Eine Konzeptänderung nahm er dort nur noch bei den Augen vor, die auf dem Gemälde jenseits des imaginären Kreisbogens nachdenklich in die Ferne schauen. Die Vorzeichnung, die die Gefühle noch sicher in der Glückskugel bewahrt, entstand um 1929/30 und ist ein Hauptlos der Karl & Faber-Auktionen mit moderner und zeitgenössischer Kunst am 24. und 25. Mai: Auf 170.000 bis 250.000 Euro taxiert, liegt sie knapp hinter Dix’ Aquarell „Tanzsaal in St. Pauli“ von 1925, auf dem ein buntes Völkchen sichtlich erotischen Abenteuern entgegenschwoft (Taxe 200.000/300.000 Euro). Beide Blätter stammen ebenso aus einer Privatsammlung mit Standortangabe „Berlin/Linz“ wie Kirchners hübsche Tuschfederzeichnung „Modistinnen“ (15.000/20.000) und die „Rastenden Bauern“, die er mit Farbkreiden knackig derb auf blaues Papier warf (20.000/25.000). Aus derselben Quelle kommt noch Georg Grosz’ Aquarell „Nach dem Theater“ (40.000/60.000) - er gähnt, sie zieht sich die Lippen nach, und der Kellner serviert Champagner.

Die von hochwertigen Papierarbeiten dominierte Offerte präsentiert in der Phalanx deutscher Klassiker auch Nolde mit drei Aquarellen: Eines zeigt ihn selbst, ausnahmsweise mal ohne Hut, mit ernsten Augen und Schnäuzer (60.000/80.000); ein anderes handelt von „Jesus und die Schriftgelehrten“ in lebhaftem Gespräch (120.000/140.000). Liebermann dankt 1926 schriftlich für ein Foto der „Zwei Reiter im Tiergarten“ und erfüllt dem damaligen Eigentümer den Wunsch, seine Autorschaft des Gemäldes zu bestätigen: Jetzt kommt das Bild mitsamt Liebermanns Postkarte für 120.000 bis 150.000 Euro aus Hamburger Privatbesitz. An Profilporträts der Renaissance soll Josef Scharl in Rom den Blick geschult haben, bevor er seinen derben „Kirchendiener“ in roter Livreejacke vor schwarzen Fond plazierte (18.000/20.000), und Paul Kleinschmidt malt sich selbst 1932 im neuen Ulmer Atelier (60.000/80.000).

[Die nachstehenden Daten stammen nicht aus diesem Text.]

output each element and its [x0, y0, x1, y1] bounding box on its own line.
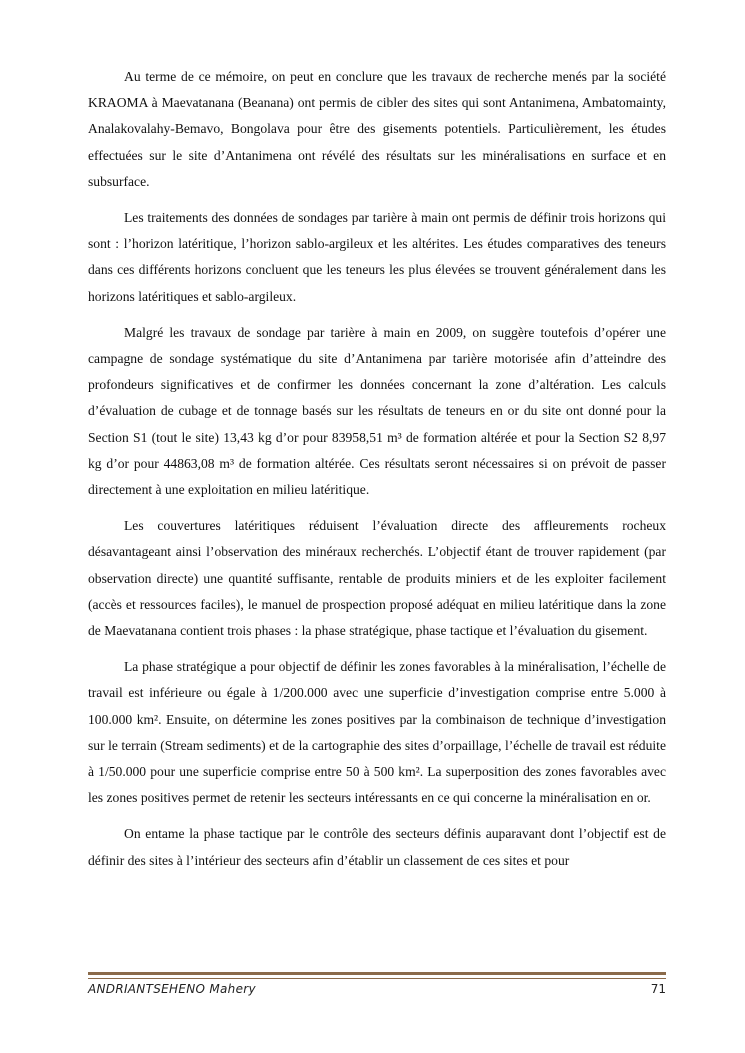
- paragraph-conclusion-intro: Au terme de ce mémoire, on peut en conclure que les travaux de recherche menés par la société KRAOMA à Maevatanana (Beanana) ont permis de cibler des sites qui sont Antanimena, Ambatomainty, Analakovalahy-Bemavo, Bongolava pour être des gisements potentiels. Particulièrement, les études effectuées sur le site d’Antanimena ont révélé des résultats sur les minéralisations en surface et en subsurface.: [88, 69, 666, 189]
- paragraph-lateritic-cover: Les couvertures latéritiques réduisent l’évaluation directe des affleurements rocheux désavantageant ainsi l’observation des minéraux recherchés. L’objectif étant de trouver rapidement (par observation directe) une quantité suffisante, rentable de produits miniers et de les exploiter facilement (accès et ressources faciles), le manuel de prospection proposé adéquat en milieu latéritique dans la zone de Maevatanana contient trois phases : la phase stratégique, phase tactique et l’évaluation du gisement.: [88, 518, 666, 639]
- document-body: [88, 64, 666, 884]
- paragraph-tactical-phase: On entame la phase tactique par le contrôle des secteurs définis auparavant dont l’objectif est de définir des sites à l’intérieur des secteurs afin d’établir un classement de ces sites et pour: [88, 826, 666, 868]
- paragraph-strategic-phase: La phase stratégique a pour objectif de définir les zones favorables à la minéralisation, l’échelle de travail est inférieure ou égale à 1/200.000 avec une superficie d’investigation comprise entre 5.000 à 100.000 km². Ensuite, on détermine les zones positives par la combinaison de technique d’investigation sur le terrain (Stream sediments) et de la cartographie des sites d’orpaillage, l’échelle de travail est réduite à 1/50.000 pour une superficie comprise entre 50 à 500 km². La superposition des zones favorables avec les zones positives permet de retenir les secteurs intéressants en ce qui concerne la minéralisation en or.: [88, 659, 666, 806]
- footer-divider: [88, 972, 666, 975]
- footer-author: ANDRIANTSEHENO Mahery: [88, 982, 256, 996]
- paragraph-sampling-evaluation: Malgré les travaux de sondage par tarière à main en 2009, on suggère toutefois d’opérer une campagne de sondage systématique du site d’Antanimena par tarière motorisée afin d’atteindre des profondeurs significatives et de confirmer les données concernant la zone d’altération. Les calculs d’évaluation de cubage et de tonnage basés sur les résultats de teneurs en or du site ont donné pour la Section S1 (tout le site) 13,43 kg d’or pour 83958,51 m³ de formation altérée et pour la Section S2 8,97 kg d’or pour 44863,08 m³ de formation altérée. Ces résultats seront nécessaires si on prévoit de passer directement à une exploitation en milieu latéritique.: [88, 324, 666, 498]
- page-number: 71: [650, 982, 666, 996]
- paragraph-auger-horizons: Les traitements des données de sondages par tarière à main ont permis de définir trois horizons qui sont : l’horizon latéritique, l’horizon sablo-argileux et les altérites. Les études comparatives des teneurs dans ces différents horizons concluent que les teneurs les plus élevées se trouvent généralement dans les horizons latéritiques et sablo-argileux.: [88, 210, 666, 304]
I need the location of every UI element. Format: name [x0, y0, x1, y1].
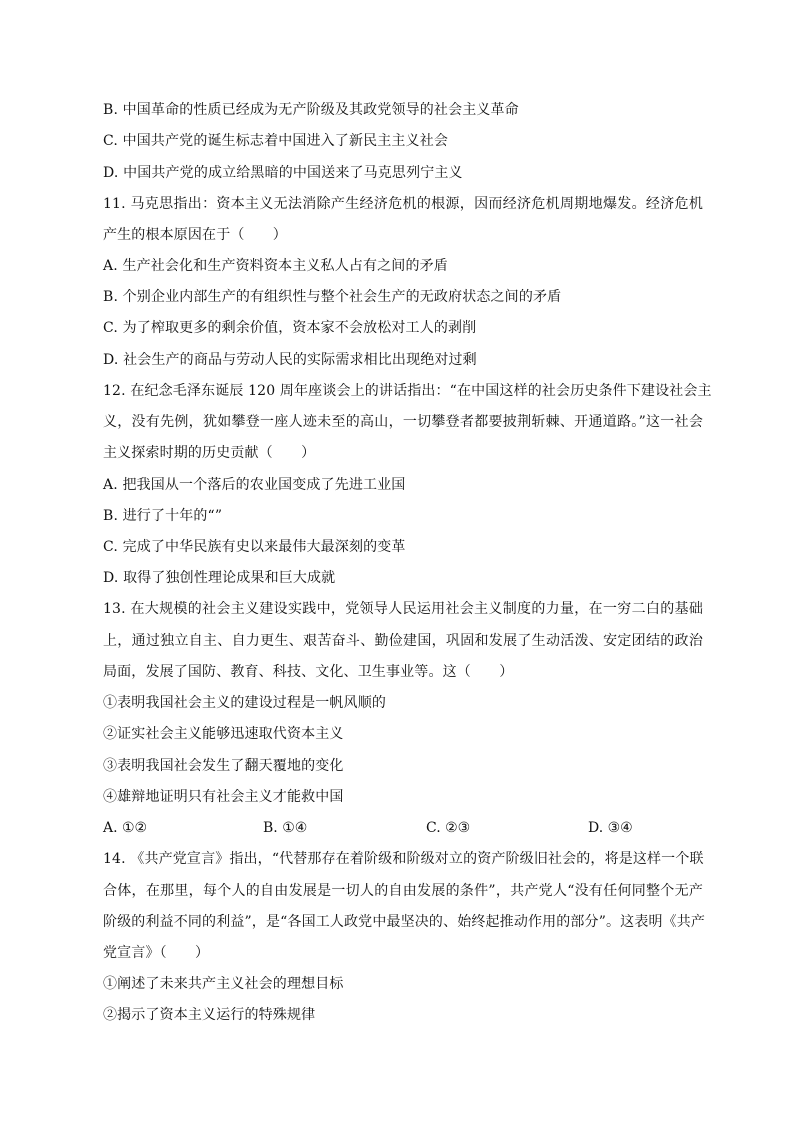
q10-option-b: B. 中国革命的性质已经成为无产阶级及其政党领导的社会主义革命	[103, 102, 519, 118]
q13-option-a: A. ①②	[103, 820, 148, 836]
q11-option-b: B. 个别企业内部生产的有组织性与整个社会生产的无政府状态之间的矛盾	[103, 289, 562, 305]
q13-option-b: B. ①④	[263, 820, 308, 836]
q12-option-c: C. 完成了中华民族有史以来最伟大最深刻的变革	[103, 539, 406, 555]
q13-item-2: ②证实社会主义能够迅速取代资本主义	[103, 726, 344, 742]
q14-item-1: ①阐述了未来共产主义社会的理想目标	[103, 976, 344, 992]
q14-stem-line-2: 合体，在那里，每个人的自由发展是一切人的自由发展的条件”，共产党人“没有任何同整个无产	[103, 883, 703, 899]
q13-item-1: ①表明我国社会主义的建设过程是一帆风顺的	[103, 695, 386, 711]
q10-option-d: D. 中国共产党的成立给黑暗的中国送来了马克思列宁主义	[103, 165, 463, 181]
q11-option-d: D. 社会生产的商品与劳动人民的实际需求相比出现绝对过剩	[103, 352, 477, 368]
q11-option-c: C. 为了榨取更多的剩余价值，资本家不会放松对工人的剥削	[103, 320, 477, 336]
q14-item-2: ②揭示了资本主义运行的特殊规律	[103, 1007, 316, 1023]
q14-stem-line-4: 党宣言》（ ）	[103, 945, 210, 961]
q13-stem-line-1: 13. 在大规模的社会主义建设实践中，党领导人民运用社会主义制度的力量，在一穷二白的基础	[103, 601, 703, 617]
q13-stem-line-3: 局面，发展了国防、教育、科技、文化、卫生事业等。这（ ）	[103, 664, 514, 680]
q12-stem-line-3: 主义探索时期的历史贡献（ ）	[103, 445, 316, 461]
q11-stem-line-2: 产生的根本原因在于（ ）	[103, 227, 287, 243]
q13-option-d: D. ③④	[588, 820, 633, 836]
q13-stem-line-2: 上，通过独立自主、自力更生、艰苦奋斗、勤俭建国，巩固和发展了生动活泼、安定团结的政治	[103, 633, 703, 649]
q14-stem-line-3: 阶级的利益不同的利益”，是“各国工人政党中最坚决的、始终起推动作用的部分”。这表明《共产	[103, 914, 706, 930]
q11-stem-line-1: 11. 马克思指出：资本主义无法消除产生经济危机的根源，因而经济危机周期地爆发。经济危机	[103, 196, 703, 212]
q13-option-c: C. ②③	[426, 820, 471, 836]
q12-stem-line-1: 12. 在纪念毛泽东诞辰 120 周年座谈会上的讲话指出：“在中国这样的社会历史条件下建设社会主	[103, 383, 712, 399]
q12-stem-line-2: 义，没有先例，犹如攀登一座人迹未至的高山，一切攀登者都要披荆斩棘、开通道路。”这一社会	[103, 414, 703, 430]
q13-item-3: ③表明我国社会发生了翻天覆地的变化	[103, 758, 344, 774]
q11-option-a: A. 生产社会化和生产资料资本主义私人占有之间的矛盾	[103, 258, 448, 274]
q12-option-b: B. 进行了十年的“”	[103, 508, 223, 524]
q12-option-d: D. 取得了独创性理论成果和巨大成就	[103, 570, 336, 586]
q10-option-c: C. 中国共产党的诞生标志着中国进入了新民主主义社会	[103, 133, 449, 149]
q12-option-a: A. 把我国从一个落后的农业国变成了先进工业国	[103, 477, 406, 493]
q14-stem-line-1: 14. 《共产党宣言》指出，“代替那存在着阶级和阶级对立的资产阶级旧社会的，将是这样一个联	[103, 851, 704, 867]
q13-answer-options	[103, 819, 703, 837]
q13-item-4: ④雄辩地证明只有社会主义才能救中国	[103, 789, 344, 805]
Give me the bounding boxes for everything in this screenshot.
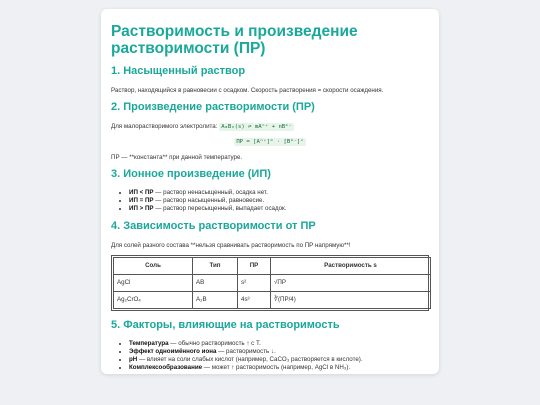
section-heading-ion-product: 3. Ионное произведение (ИП) <box>111 168 271 180</box>
table-cell: s² <box>238 274 271 291</box>
list-item-bold: pH <box>129 356 138 364</box>
list-item-bold: Комплексообразование <box>129 364 203 372</box>
section-heading-saturated: 1. Насыщенный раствор <box>111 65 246 77</box>
list-item-text: — обычно растворимость ↑ с T. <box>168 339 261 347</box>
list-item <box>129 356 429 364</box>
list-item-text: — раствор пересыщенный, выпадает осадок. <box>153 205 287 213</box>
page-title: Растворимость и произведение растворимости (ПР) <box>111 23 358 57</box>
list-item-bold: Температура <box>129 339 169 347</box>
table-row <box>114 291 431 308</box>
table-cell: Ag₂CrO₄ <box>114 291 193 308</box>
ion-product-list <box>111 189 429 214</box>
list-item <box>129 340 429 348</box>
list-item <box>129 205 429 213</box>
section-heading-solubility-vs-ksp: 4. Зависимость растворимости от ПР <box>111 219 316 232</box>
ksp-formula-line <box>111 137 429 147</box>
list-item-bold: ИП = ПР <box>129 197 154 205</box>
section-heading-factors: 5. Факторы, влияющие на растворимость <box>111 318 340 331</box>
table-cell: A₂B <box>193 291 238 308</box>
solubility-warning: Для солей разного состава **нельзя сравнивать растворимость по ПР напрямую**! <box>111 241 351 249</box>
content-card <box>101 9 439 374</box>
saturated-definition: Раствор, находящийся в равновесии с осадком. Скорость растворения = скорости осаждения. <box>111 87 384 94</box>
table-cell: AB <box>193 274 238 291</box>
col-header-solubility: Растворимость s <box>271 257 431 274</box>
list-item <box>129 364 429 372</box>
col-header-salt: Соль <box>114 257 193 274</box>
list-item-bold: Эффект одноимённого иона <box>129 347 217 355</box>
table-cell: AgCl <box>114 274 193 291</box>
table-row <box>114 274 431 291</box>
list-item-text: — растворимость ↓. <box>216 347 276 355</box>
list-item <box>129 189 429 197</box>
solubility-table-frame <box>111 255 429 311</box>
col-header-ksp: ПР <box>238 257 271 274</box>
list-item-bold: ИП > ПР <box>129 205 154 213</box>
ksp-intro-line <box>111 122 429 132</box>
table-cell: ∛(ПР/4) <box>271 291 431 308</box>
ksp-formula: ПР = [Aⁿ⁺]ᵐ · [Bᵐ⁻]ⁿ <box>236 139 304 145</box>
col-header-type: Тип <box>193 257 238 274</box>
factors-list <box>111 340 429 373</box>
table-cell: 4s³ <box>238 291 271 308</box>
list-item-text: — может ↑ растворимость (например, AgCl в NH₃). <box>202 364 351 372</box>
dissociation-equation: AₘBₙ(s) ⇌ mAⁿ⁺ + nBᵐ⁻ <box>221 124 292 130</box>
list-item-text: — влияет на соли слабых кислот (например, CaCO₃ растворяется в кислоте). <box>137 356 363 364</box>
table-cell: √ПР <box>271 274 431 291</box>
list-item <box>129 348 429 356</box>
ksp-note: ПР — **константа** при данной температуре. <box>111 154 243 161</box>
list-item-bold: ИП < ПР <box>129 189 154 196</box>
list-item-text: — раствор насыщенный, равновесие. <box>153 197 265 205</box>
table-header-row <box>114 257 431 274</box>
list-item <box>129 197 429 205</box>
section-heading-ksp: 2. Произведение растворимости (ПР) <box>111 101 315 113</box>
ksp-intro-text: Для малорастворимого электролита: <box>111 123 218 130</box>
solubility-table <box>113 257 431 309</box>
list-item-text: — раствор ненасыщенный, осадка нет. <box>153 189 268 196</box>
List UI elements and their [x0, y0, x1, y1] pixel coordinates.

Das Angebot an Nachkriegsmalerei und Informel steht recht proper da - Nummer eins dürfte Rupprecht Geigers „111 E“ werden, eine schwarze Form vor weitem Farbraum (28.000/32.000), die ihr Debüt auf der Ausstellung „Zen 49“ hatte. Mengenmäßig dünner wird es bei den Zeitgenossen. Mit dem größten Format fällt Norbert Bisky auf, 2002 bemalte er auf zwei Metern Breite zwei rangelnde Knaben im Angesicht einer Spitzhacke: „Ducken und durchhalten“ (25.000/30.000). Dreißig Künstler von Arakawa bis Warhol füllten das Mappenwerk „For Beuys 1987“ (18.000/20.000). Die Suite ausgewählter Werke schließt mit Hubert Scheibls gerakelter und gespachtelter „Unreal Pulsation“, die zugunsten des Freundeskreises vom Busch-Reisinger-Museum 6000 bis 8000 Euro einspielen soll.